Joseph Hansen, pioneering Gay mystery author extraordinaire

I was deeply saddened to read the other day that Joseph Hansen had died at the age of 82.

For gay men who like to read fiction, Joseph Hansen set the standards for gay fiction. His character, Dave Brandstetter, was an insurance claims investigator, who was a tough as nails sluth in the Mickey Hammer and Philip Marlowe tradition.

Joseph created the perfect character, who was gay, but it didn't rule his life. Being gay made him a better investigator and a better man. His character, quoting The Times, "was unapologetically gat at a liberation that was really in its infacy in terms of post-Stonewall politics."

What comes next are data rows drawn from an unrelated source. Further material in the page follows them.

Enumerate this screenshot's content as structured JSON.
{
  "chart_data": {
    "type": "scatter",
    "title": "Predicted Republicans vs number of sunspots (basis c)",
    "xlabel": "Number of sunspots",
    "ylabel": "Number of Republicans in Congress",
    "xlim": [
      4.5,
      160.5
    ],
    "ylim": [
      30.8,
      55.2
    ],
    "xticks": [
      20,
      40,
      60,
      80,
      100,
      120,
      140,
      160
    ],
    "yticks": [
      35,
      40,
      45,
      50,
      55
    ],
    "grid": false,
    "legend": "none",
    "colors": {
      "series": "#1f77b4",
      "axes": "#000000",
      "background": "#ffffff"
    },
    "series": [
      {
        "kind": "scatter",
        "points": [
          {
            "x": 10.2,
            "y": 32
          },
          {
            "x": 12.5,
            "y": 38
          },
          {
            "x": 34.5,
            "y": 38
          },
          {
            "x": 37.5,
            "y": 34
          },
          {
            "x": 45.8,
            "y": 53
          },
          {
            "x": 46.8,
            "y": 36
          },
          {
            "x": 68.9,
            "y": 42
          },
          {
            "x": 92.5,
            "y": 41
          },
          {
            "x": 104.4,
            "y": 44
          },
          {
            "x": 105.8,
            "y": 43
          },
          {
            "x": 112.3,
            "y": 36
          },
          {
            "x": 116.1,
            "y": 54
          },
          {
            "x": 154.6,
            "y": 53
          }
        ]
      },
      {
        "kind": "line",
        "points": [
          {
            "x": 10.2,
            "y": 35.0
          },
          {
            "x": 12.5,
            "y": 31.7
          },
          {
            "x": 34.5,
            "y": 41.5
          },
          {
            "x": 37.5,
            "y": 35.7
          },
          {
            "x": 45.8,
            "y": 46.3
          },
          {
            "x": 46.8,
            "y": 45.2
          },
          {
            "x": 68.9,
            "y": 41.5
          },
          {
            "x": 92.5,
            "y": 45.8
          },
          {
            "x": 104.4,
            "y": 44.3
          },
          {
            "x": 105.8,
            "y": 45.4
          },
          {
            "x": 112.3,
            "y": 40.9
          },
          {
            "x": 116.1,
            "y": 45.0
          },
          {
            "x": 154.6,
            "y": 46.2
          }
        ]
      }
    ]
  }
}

I admired Joseph Hansen for not creating a swishy character, but one with a soul and a personal life. He would "dump" on his partner the day's events, and could always fall back on his support during difficult times as he solved a particular case. The dialog was meaningful and robust. He is never annoyed as his partner nags him to retire and give up cigarettes.

He has influenced such gay mystery writers as John Morgan Wilson and Michael Nava. They both picked up on the fact that in Dave Brandstetter, Joseph created a character with a moral backbone who was a professional in the truest sense of the word.

Though the series ended in 1991 with " A Country of Old Men", I have continued to reread his works. The series started with "Fadeout" and "Early Graves" Both "Early Graves" and "A Country of Old Men" dealt with AIDS. Both are moving books and should be read for both their pure who dunnit appeal and as a chronology of AIDS at that time from the viewpoint of a middle aged gay man.

I will miss Joseph Hansen. He was an old, dear friend, though I never had the chance to meet him. I wish him all the best in his new life after death. May his body of work continue to influence new generations of gay men who enjoy reading a good mystery where the hero is an ordinary gay guy like you and me.